Security is a mandatory concern of any modern computing system. Various threat models have led to a multitude of protection solutions. Members of PACAP already contributed in the past, thanks to the HAVEGE [49] random number generator, and code obfuscating techniques (the obfuscating just-in-time compiler [41], or thread-based control flow mangling [45]). Still, security is not core competence of PACAP members.

Our strategy consists in partnering with security experts who can provide intuition, know-how and expertise, in particular in defining threat models, and assessing the quality of the solutions. Our expertise in compilation and architecture helps design more efficient and less expensive protection mechanisms.
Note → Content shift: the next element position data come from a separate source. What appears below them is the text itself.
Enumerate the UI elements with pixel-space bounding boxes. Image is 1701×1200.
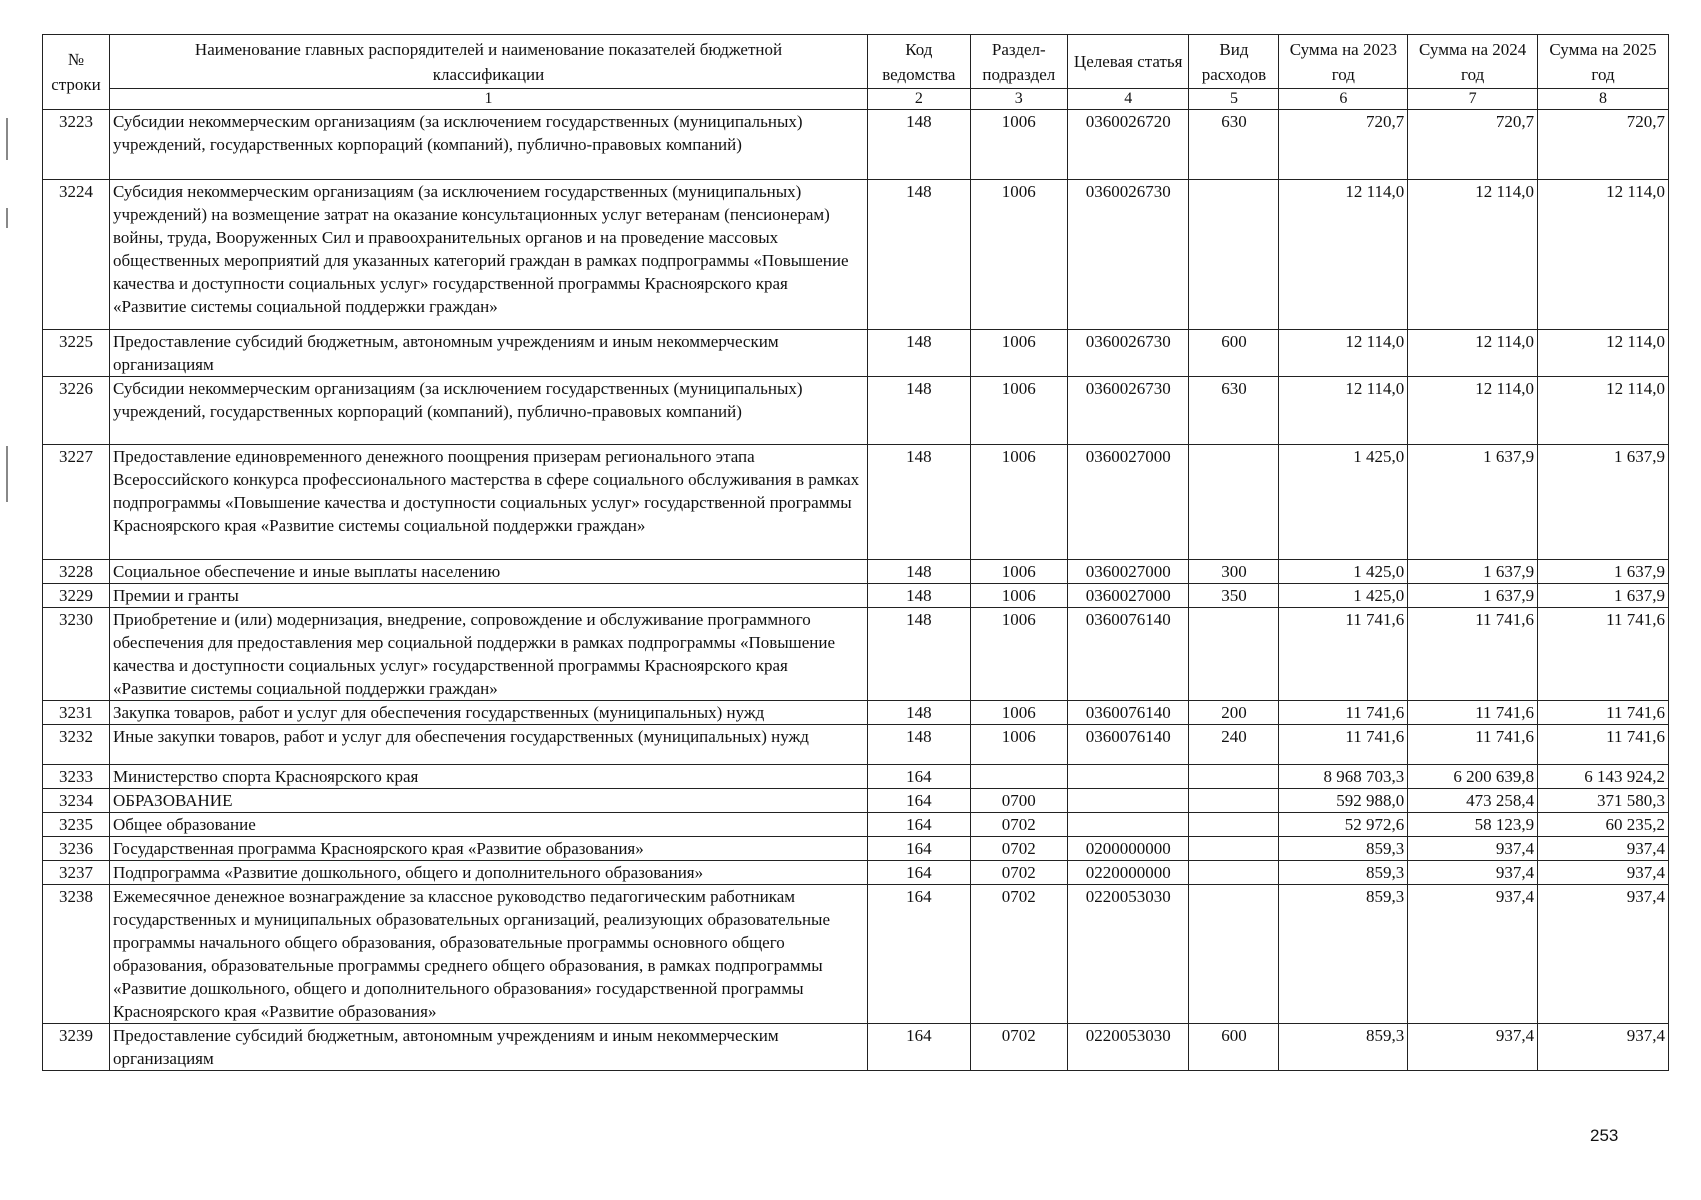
- scan-margin-mark: [6, 446, 8, 502]
- cell-razdel: 1006: [970, 560, 1067, 584]
- cell-target-article: 0360076140: [1067, 701, 1188, 725]
- cell-name: Общее образование: [110, 813, 868, 837]
- cell-target-article: 0360027000: [1067, 560, 1188, 584]
- cell-target-article: [1067, 813, 1188, 837]
- table-row: [43, 584, 1669, 608]
- header-ved: Код ведомства: [868, 35, 971, 89]
- col-number: 1: [110, 89, 868, 110]
- cell-name: Приобретение и (или) модернизация, внедрение, сопровождение и обслуживание программного обеспечения для предоставления мер социальной поддержки в рамках подпрограммы «Повышение качества и доступности социальных услуг» государственной программы Красноярского края «Развитие системы социальной поддержки граждан»: [110, 608, 868, 701]
- cell-sum-2023: 859,3: [1279, 1024, 1408, 1071]
- cell-razdel: 1006: [970, 701, 1067, 725]
- table-row: [43, 725, 1669, 765]
- cell-expense-type: 630: [1189, 377, 1279, 445]
- table-row: [43, 445, 1669, 560]
- cell-name: Предоставление субсидий бюджетным, автономным учреждениям и иным некоммерческим организациям: [110, 330, 868, 377]
- cell-razdel: 1006: [970, 330, 1067, 377]
- cell-name: Закупка товаров, работ и услуг для обеспечения государственных (муниципальных) нужд: [110, 701, 868, 725]
- cell-sum-2024: 12 114,0: [1408, 180, 1538, 330]
- cell-sum-2025: 1 637,9: [1538, 445, 1669, 560]
- cell-row-number: 3225: [43, 330, 110, 377]
- cell-ved: 148: [868, 377, 971, 445]
- cell-row-number: 3229: [43, 584, 110, 608]
- cell-expense-type: 350: [1189, 584, 1279, 608]
- cell-name: Субсидии некоммерческим организациям (за исключением государственных (муниципальных) учреждений, государственных корпораций (компаний), публично-правовых компаний): [110, 377, 868, 445]
- header-cs: Целевая статья: [1067, 35, 1188, 89]
- cell-ved: 164: [868, 1024, 971, 1071]
- cell-razdel: 0702: [970, 837, 1067, 861]
- cell-target-article: 0220000000: [1067, 861, 1188, 885]
- cell-razdel: 1006: [970, 725, 1067, 765]
- cell-sum-2024: 1 637,9: [1408, 584, 1538, 608]
- scan-margin-mark: [6, 208, 8, 228]
- cell-sum-2024: 937,4: [1408, 861, 1538, 885]
- cell-ved: 164: [868, 765, 971, 789]
- header-name: Наименование главных распорядителей и наименование показателей бюджетной классификации: [110, 35, 868, 89]
- table-body: [43, 110, 1669, 1071]
- cell-sum-2024: 12 114,0: [1408, 330, 1538, 377]
- cell-sum-2024: 11 741,6: [1408, 725, 1538, 765]
- cell-name: Социальное обеспечение и иные выплаты населению: [110, 560, 868, 584]
- cell-expense-type: [1189, 180, 1279, 330]
- col-number: 4: [1067, 89, 1188, 110]
- col-number: 3: [970, 89, 1067, 110]
- cell-sum-2025: 60 235,2: [1538, 813, 1669, 837]
- cell-ved: 164: [868, 837, 971, 861]
- cell-sum-2024: 6 200 639,8: [1408, 765, 1538, 789]
- cell-expense-type: [1189, 445, 1279, 560]
- cell-expense-type: 630: [1189, 110, 1279, 180]
- cell-sum-2023: 52 972,6: [1279, 813, 1408, 837]
- cell-target-article: 0360026730: [1067, 330, 1188, 377]
- cell-sum-2023: 1 425,0: [1279, 445, 1408, 560]
- cell-sum-2024: 58 123,9: [1408, 813, 1538, 837]
- cell-sum-2025: 720,7: [1538, 110, 1669, 180]
- cell-ved: 164: [868, 789, 971, 813]
- cell-sum-2024: 937,4: [1408, 885, 1538, 1024]
- cell-target-article: 0360027000: [1067, 445, 1188, 560]
- cell-sum-2023: 592 988,0: [1279, 789, 1408, 813]
- table-row: [43, 377, 1669, 445]
- header-razdel: Раздел-подраздел: [970, 35, 1067, 89]
- cell-target-article: 0360026720: [1067, 110, 1188, 180]
- col-number: 8: [1538, 89, 1669, 110]
- cell-row-number: 3223: [43, 110, 110, 180]
- cell-name: Субсидия некоммерческим организациям (за исключением государственных (муниципальных) учреждений) на возмещение затрат на оказание консультационных услуг ветеранам (пенсионерам) войны, труда, Вооруженных Сил и правоохранительных органов и на проведение массовых общественных мероприятий для указанных категорий граждан в рамках подпрограммы «Повышение качества и доступности социальных услуг» государственной программы Красноярского края «Развитие системы социальной поддержки граждан»: [110, 180, 868, 330]
- cell-name: Подпрограмма «Развитие дошкольного, общего и дополнительного образования»: [110, 861, 868, 885]
- header-vr: Вид расходов: [1189, 35, 1279, 89]
- cell-razdel: 1006: [970, 608, 1067, 701]
- cell-sum-2025: 1 637,9: [1538, 584, 1669, 608]
- cell-name: Премии и гранты: [110, 584, 868, 608]
- cell-row-number: 3232: [43, 725, 110, 765]
- table-row: [43, 608, 1669, 701]
- cell-row-number: 3226: [43, 377, 110, 445]
- cell-ved: 148: [868, 608, 971, 701]
- table-row: [43, 110, 1669, 180]
- cell-target-article: 0200000000: [1067, 837, 1188, 861]
- cell-name: Предоставление единовременного денежного поощрения призерам регионального этапа Всероссийского конкурса профессионального мастерства в сфере социального обслуживания в рамках подпрограммы «Повышение качества и доступности социальных услуг» государственной программы Красноярского края «Развитие системы социальной поддержки граждан»: [110, 445, 868, 560]
- table-row: [43, 701, 1669, 725]
- cell-razdel: 0702: [970, 1024, 1067, 1071]
- cell-sum-2025: 11 741,6: [1538, 725, 1669, 765]
- header-sum-2024: Сумма на 2024 год: [1408, 35, 1538, 89]
- cell-sum-2023: 11 741,6: [1279, 608, 1408, 701]
- scan-margin-mark: [6, 118, 8, 160]
- cell-expense-type: [1189, 861, 1279, 885]
- cell-row-number: 3233: [43, 765, 110, 789]
- header-sum-2023: Сумма на 2023 год: [1279, 35, 1408, 89]
- cell-razdel: 1006: [970, 584, 1067, 608]
- cell-sum-2025: 6 143 924,2: [1538, 765, 1669, 789]
- cell-razdel: 1006: [970, 377, 1067, 445]
- cell-expense-type: 200: [1189, 701, 1279, 725]
- cell-expense-type: [1189, 765, 1279, 789]
- cell-sum-2023: 12 114,0: [1279, 330, 1408, 377]
- col-number: 2: [868, 89, 971, 110]
- cell-target-article: 0220053030: [1067, 1024, 1188, 1071]
- cell-expense-type: [1189, 837, 1279, 861]
- cell-target-article: 0360026730: [1067, 377, 1188, 445]
- cell-name: Государственная программа Красноярского края «Развитие образования»: [110, 837, 868, 861]
- cell-sum-2025: 12 114,0: [1538, 330, 1669, 377]
- cell-row-number: 3234: [43, 789, 110, 813]
- table-row: [43, 885, 1669, 1024]
- cell-name: Министерство спорта Красноярского края: [110, 765, 868, 789]
- cell-razdel: 0700: [970, 789, 1067, 813]
- cell-row-number: 3235: [43, 813, 110, 837]
- cell-expense-type: [1189, 789, 1279, 813]
- cell-sum-2024: 11 741,6: [1408, 608, 1538, 701]
- cell-target-article: 0360076140: [1067, 725, 1188, 765]
- cell-sum-2023: 859,3: [1279, 885, 1408, 1024]
- cell-sum-2025: 371 580,3: [1538, 789, 1669, 813]
- table-row: [43, 837, 1669, 861]
- table-row: [43, 330, 1669, 377]
- col-number: 7: [1408, 89, 1538, 110]
- cell-ved: 164: [868, 813, 971, 837]
- cell-sum-2023: 1 425,0: [1279, 560, 1408, 584]
- table-row: [43, 1024, 1669, 1071]
- cell-razdel: 0702: [970, 885, 1067, 1024]
- cell-name: Субсидии некоммерческим организациям (за исключением государственных (муниципальных) учреждений, государственных корпораций (компаний), публично-правовых компаний): [110, 110, 868, 180]
- cell-razdel: 0702: [970, 861, 1067, 885]
- col-number: 5: [1189, 89, 1279, 110]
- budget-table: [42, 34, 1669, 1071]
- cell-target-article: [1067, 765, 1188, 789]
- cell-row-number: 3239: [43, 1024, 110, 1071]
- cell-sum-2023: 12 114,0: [1279, 180, 1408, 330]
- cell-ved: 148: [868, 110, 971, 180]
- cell-ved: 148: [868, 180, 971, 330]
- cell-sum-2025: 937,4: [1538, 837, 1669, 861]
- cell-row-number: 3230: [43, 608, 110, 701]
- cell-sum-2024: 11 741,6: [1408, 701, 1538, 725]
- cell-razdel: 1006: [970, 180, 1067, 330]
- cell-razdel: 0702: [970, 813, 1067, 837]
- cell-target-article: 0360026730: [1067, 180, 1188, 330]
- cell-ved: 148: [868, 560, 971, 584]
- cell-sum-2024: 937,4: [1408, 837, 1538, 861]
- cell-ved: 148: [868, 584, 971, 608]
- cell-row-number: 3238: [43, 885, 110, 1024]
- cell-sum-2025: 1 637,9: [1538, 560, 1669, 584]
- cell-sum-2023: 8 968 703,3: [1279, 765, 1408, 789]
- cell-expense-type: [1189, 885, 1279, 1024]
- table-row: [43, 861, 1669, 885]
- cell-sum-2023: 12 114,0: [1279, 377, 1408, 445]
- cell-expense-type: 240: [1189, 725, 1279, 765]
- cell-sum-2023: 859,3: [1279, 861, 1408, 885]
- cell-sum-2025: 12 114,0: [1538, 180, 1669, 330]
- cell-ved: 164: [868, 885, 971, 1024]
- cell-name: ОБРАЗОВАНИЕ: [110, 789, 868, 813]
- col-number: 6: [1279, 89, 1408, 110]
- header-sum-2025: Сумма на 2025 год: [1538, 35, 1669, 89]
- table-row: [43, 180, 1669, 330]
- header-num: № строки: [43, 35, 110, 110]
- table-row: [43, 560, 1669, 584]
- cell-sum-2025: 11 741,6: [1538, 608, 1669, 701]
- cell-razdel: [970, 765, 1067, 789]
- cell-row-number: 3224: [43, 180, 110, 330]
- cell-expense-type: [1189, 813, 1279, 837]
- cell-sum-2024: 937,4: [1408, 1024, 1538, 1071]
- cell-name: Ежемесячное денежное вознаграждение за классное руководство педагогическим работникам государственных и муниципальных образовательных организаций, реализующих образовательные программы начального общего образования, образовательные программы основного общего образования, образовательные программы среднего общего образования, в рамках подпрограммы «Развитие дошкольного, общего и дополнительного образования» государственной программы Красноярского края «Развитие образования»: [110, 885, 868, 1024]
- cell-sum-2025: 937,4: [1538, 885, 1669, 1024]
- cell-ved: 148: [868, 725, 971, 765]
- cell-row-number: 3231: [43, 701, 110, 725]
- cell-sum-2025: 937,4: [1538, 1024, 1669, 1071]
- cell-razdel: 1006: [970, 110, 1067, 180]
- cell-name: Предоставление субсидий бюджетным, автономным учреждениям и иным некоммерческим организациям: [110, 1024, 868, 1071]
- cell-expense-type: 600: [1189, 1024, 1279, 1071]
- cell-expense-type: [1189, 608, 1279, 701]
- cell-sum-2023: 720,7: [1279, 110, 1408, 180]
- cell-sum-2023: 859,3: [1279, 837, 1408, 861]
- table-row: [43, 789, 1669, 813]
- cell-name: Иные закупки товаров, работ и услуг для обеспечения государственных (муниципальных) нужд: [110, 725, 868, 765]
- table-row: [43, 765, 1669, 789]
- cell-ved: 164: [868, 861, 971, 885]
- cell-row-number: 3236: [43, 837, 110, 861]
- cell-sum-2025: 937,4: [1538, 861, 1669, 885]
- cell-ved: 148: [868, 445, 971, 560]
- cell-razdel: 1006: [970, 445, 1067, 560]
- cell-expense-type: 600: [1189, 330, 1279, 377]
- cell-sum-2024: 473 258,4: [1408, 789, 1538, 813]
- table-row: [43, 813, 1669, 837]
- cell-sum-2023: 11 741,6: [1279, 701, 1408, 725]
- cell-sum-2024: 1 637,9: [1408, 560, 1538, 584]
- cell-row-number: 3237: [43, 861, 110, 885]
- cell-expense-type: 300: [1189, 560, 1279, 584]
- cell-sum-2023: 11 741,6: [1279, 725, 1408, 765]
- cell-sum-2025: 11 741,6: [1538, 701, 1669, 725]
- cell-target-article: 0360027000: [1067, 584, 1188, 608]
- cell-ved: 148: [868, 701, 971, 725]
- cell-target-article: 0360076140: [1067, 608, 1188, 701]
- cell-row-number: 3228: [43, 560, 110, 584]
- cell-row-number: 3227: [43, 445, 110, 560]
- cell-sum-2024: 12 114,0: [1408, 377, 1538, 445]
- header-row: [43, 35, 1669, 89]
- cell-target-article: [1067, 789, 1188, 813]
- cell-sum-2025: 12 114,0: [1538, 377, 1669, 445]
- cell-ved: 148: [868, 330, 971, 377]
- cell-sum-2024: 720,7: [1408, 110, 1538, 180]
- cell-target-article: 0220053030: [1067, 885, 1188, 1024]
- column-number-row: [43, 89, 1669, 110]
- cell-sum-2023: 1 425,0: [1279, 584, 1408, 608]
- cell-sum-2024: 1 637,9: [1408, 445, 1538, 560]
- page-number: 253: [1590, 1126, 1619, 1145]
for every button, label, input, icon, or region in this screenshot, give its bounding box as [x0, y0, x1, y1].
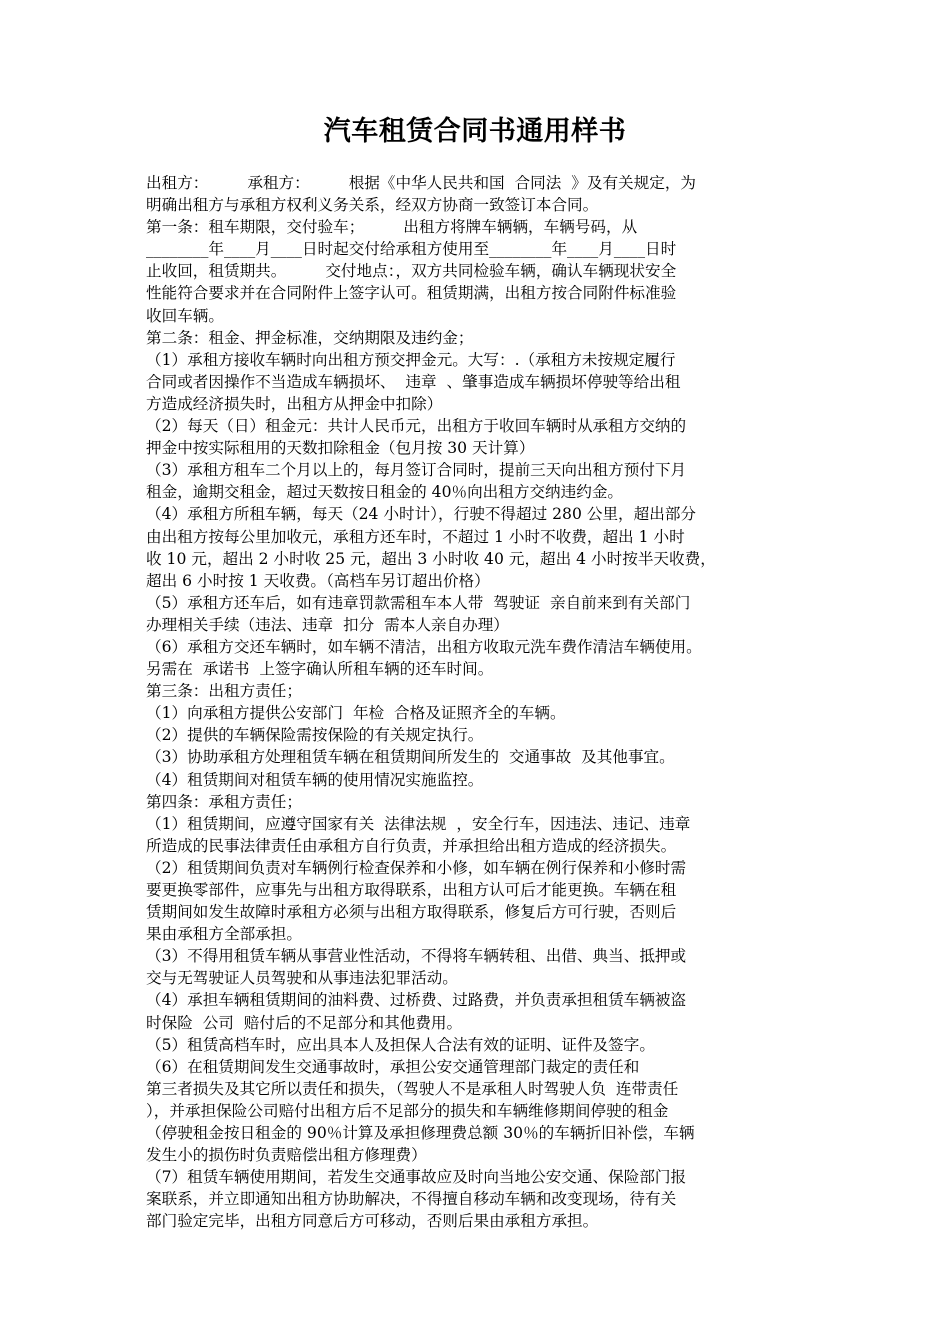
document-line: 第一条：租车期限，交付验车； 出租方将牌车辆辆，车辆号码，从 [146, 218, 638, 237]
document-line: （4）承担车辆租赁期间的油料费、过桥费、过路费，并负责承担租赁车辆被盗 [146, 991, 687, 1010]
document-line: （5）承租方还车后，如有违章罚款需租车本人带 驾驶证 亲自前来到有关部门 [146, 593, 691, 612]
document-line: （1）承租方接收车辆时向出租方预交押金元。大写：.（承租方未按规定履行 [146, 350, 676, 369]
document-line: 由出租方按每公里加收元，承租方还车时，不超过 1 小时不收费，超出 1 小时 [146, 527, 685, 546]
document-line: 性能符合要求并在合同附件上签字认可。租赁期满，出租方按合同附件标准验 [146, 284, 677, 303]
document-line: 合同或者因操作不当造成车辆损坏、 违章 、肇事造成车辆损坏停驶等给出租 [146, 372, 681, 391]
document-line: 收 10 元，超出 2 小时收 25 元，超出 3 小时收 40 元，超出 4 小时按半天收费， [146, 549, 716, 568]
document-line: 超出 6 小时按 1 天收费。（高档车另订超出价格） [146, 571, 490, 590]
document-line: （7）租赁车辆使用期间，若发生交通事故应及时向当地公安交通、保险部门报 [146, 1168, 687, 1187]
document-line: 出租方： 承租方： 根据《中华人民共和国 合同法 》及有关规定，为 [146, 174, 697, 192]
document-line: 第三条：出租方责任； [146, 682, 302, 701]
document-line: 所造成的民事法律责任由承租方自行负责，并承担给出租方造成的经济损失。 [146, 836, 677, 855]
document-line: 方造成经济损失时，出租方从押金中扣除） [146, 394, 443, 413]
document-line: （6）承租方交还车辆时，如车辆不清洁，出租方收取元洗车费作清洁车辆使用。 [146, 637, 702, 656]
document-line: 明确出租方与承租方权利义务关系，经双方协商一致签订本合同。 [146, 196, 599, 215]
document-line: ________年____月____日时起交付给承租方使用至________年____月____日时 [146, 240, 677, 259]
document-line: 果由承租方全部承担。 [146, 925, 302, 944]
document-line: （2）提供的车辆保险需按保险的有关规定执行。 [146, 726, 484, 745]
document-line: （3）协助承租方处理租赁车辆在租赁期间所发生的 交通事故 及其他事宜。 [146, 748, 675, 767]
document-line: 止收回，租赁期共。 交付地点：，双方共同检验车辆，确认车辆现状安全 [146, 262, 677, 281]
document-line: 要更换零部件，应事先与出租方取得联系，出租方认可后才能更换。车辆在租 [146, 881, 677, 899]
document-line: （4）承租方所租车辆，每天（24 小时计），行驶不得超过 280 公里，超出部分 [146, 505, 697, 524]
document-line: （5）租赁高档车时，应出具本人及担保人合法有效的证明、证件及签字。 [146, 1035, 655, 1054]
document-line: 赁期间如发生故障时承租方必须与出租方取得联系，修复后方可行驶，否则后 [146, 903, 677, 922]
document-title: 汽车租赁合同书通用样书 [323, 116, 627, 147]
document-line: （2）每天（日）租金元：共计人民币元，出租方于收回车辆时从承租方交纳的 [146, 417, 687, 436]
document-line: ），并承担保险公司赔付出租方后不足部分的损失和车辆维修期间停驶的租金 [146, 1101, 669, 1120]
document-line: 第四条：承租方责任； [146, 792, 302, 811]
document-line: （停驶租金按日租金的 90％计算及承担修理费总额 30％的车辆折旧补偿，车辆 [146, 1124, 695, 1143]
document-line: 案联系，并立即通知出租方协助解决，不得擅自移动车辆和改变现场，待有关 [146, 1190, 677, 1209]
document-line: （3）承租方租车二个月以上的，每月签订合同时，提前三天向出租方预付下月 [146, 461, 687, 480]
document-body [146, 172, 816, 1233]
document-line: 第二条：租金、押金标准，交纳期限及违约金； [146, 328, 474, 347]
document-line: （1）向承租方提供公安部门 年检 合格及证照齐全的车辆。 [146, 704, 566, 723]
document-line: （4）租赁期间对租赁车辆的使用情况实施监控。 [146, 770, 484, 789]
document-line: 租金，逾期交租金，超过天数按日租金的 40％向出租方交纳违约金。 [146, 483, 624, 502]
document-line: 第三者损失及其它所以责任和损失，（驾驶人不是承租人时驾驶人负 连带责任 [146, 1079, 679, 1098]
document-line: 押金中按实际租用的天数扣除租金（包月按 30 天计算） [146, 439, 535, 458]
document-line: 发生小的损伤时负责赔偿出租方修理费） [146, 1146, 427, 1165]
document-line: 收回车辆。 [146, 306, 224, 325]
document-line: （2）租赁期间负责对车辆例行检查保养和小修，如车辆在例行保养和小修时需 [146, 858, 687, 877]
document-line: （1）租赁期间，应遵守国家有关 法律法规 ，安全行车，因违法、违记、违章 [146, 814, 691, 833]
document-line: （3）不得用租赁车辆从事营业性活动，不得将车辆转租、出借、典当、抵押或 [146, 947, 687, 966]
document-line: 交与无驾驶证人员驾驶和从事违法犯罪活动。 [146, 969, 458, 988]
document-line: （6）在租赁期间发生交通事故时，承担公安交通管理部门裁定的责任和 [146, 1057, 640, 1076]
document-line: 办理相关手续（违法、违章 扣分 需本人亲自办理） [146, 615, 509, 634]
document-line: 另需在 承诺书 上签字确认所租车辆的还车时间。 [146, 660, 494, 679]
document-line: 时保险 公司 赔付后的不足部分和其他费用。 [146, 1013, 463, 1032]
document-line: 部门验定完毕，出租方同意后方可移动，否则后果由承租方承担。 [146, 1212, 599, 1231]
Examples of collaborations so far include the following:

Compilation:

We partnered with experts in security and codes to prototype a platform that demonstrates resilient software. They designed and proposed advanced masking techniques to hide sensitive data in application memory. PACAP's expertise is key to select and tune the protection mechanisms developed within the project, and to propose safe, yet cost-effective solutions from an implementation point of view.

Dynamic Binary Rewriting:

Our expertise in dynamic binary rewriting combines well with the expertise of the CIDRE team in protecting application. Security has a high cost in terms of performance, and static insertion of counter measures cannot take into account the current threat level. In collaboration with CIDRE, we propose an adaptive insertion/removal of countermeasures in a running application based of dynamic assessment of the threat level.

WCET Analysis:

Designing real-time systems requires computing an upper bound of the worst-case execution time. Knowledge of this timing information opens an opportunity to detect attacks on the control flow of programs. In collaboration with CIDRE, we are developing a technique to detect such attacks thanks to a hardware monitor that makes sure that statically computed time information is preserved (CAIRN is also involved in the definition of the hardware component).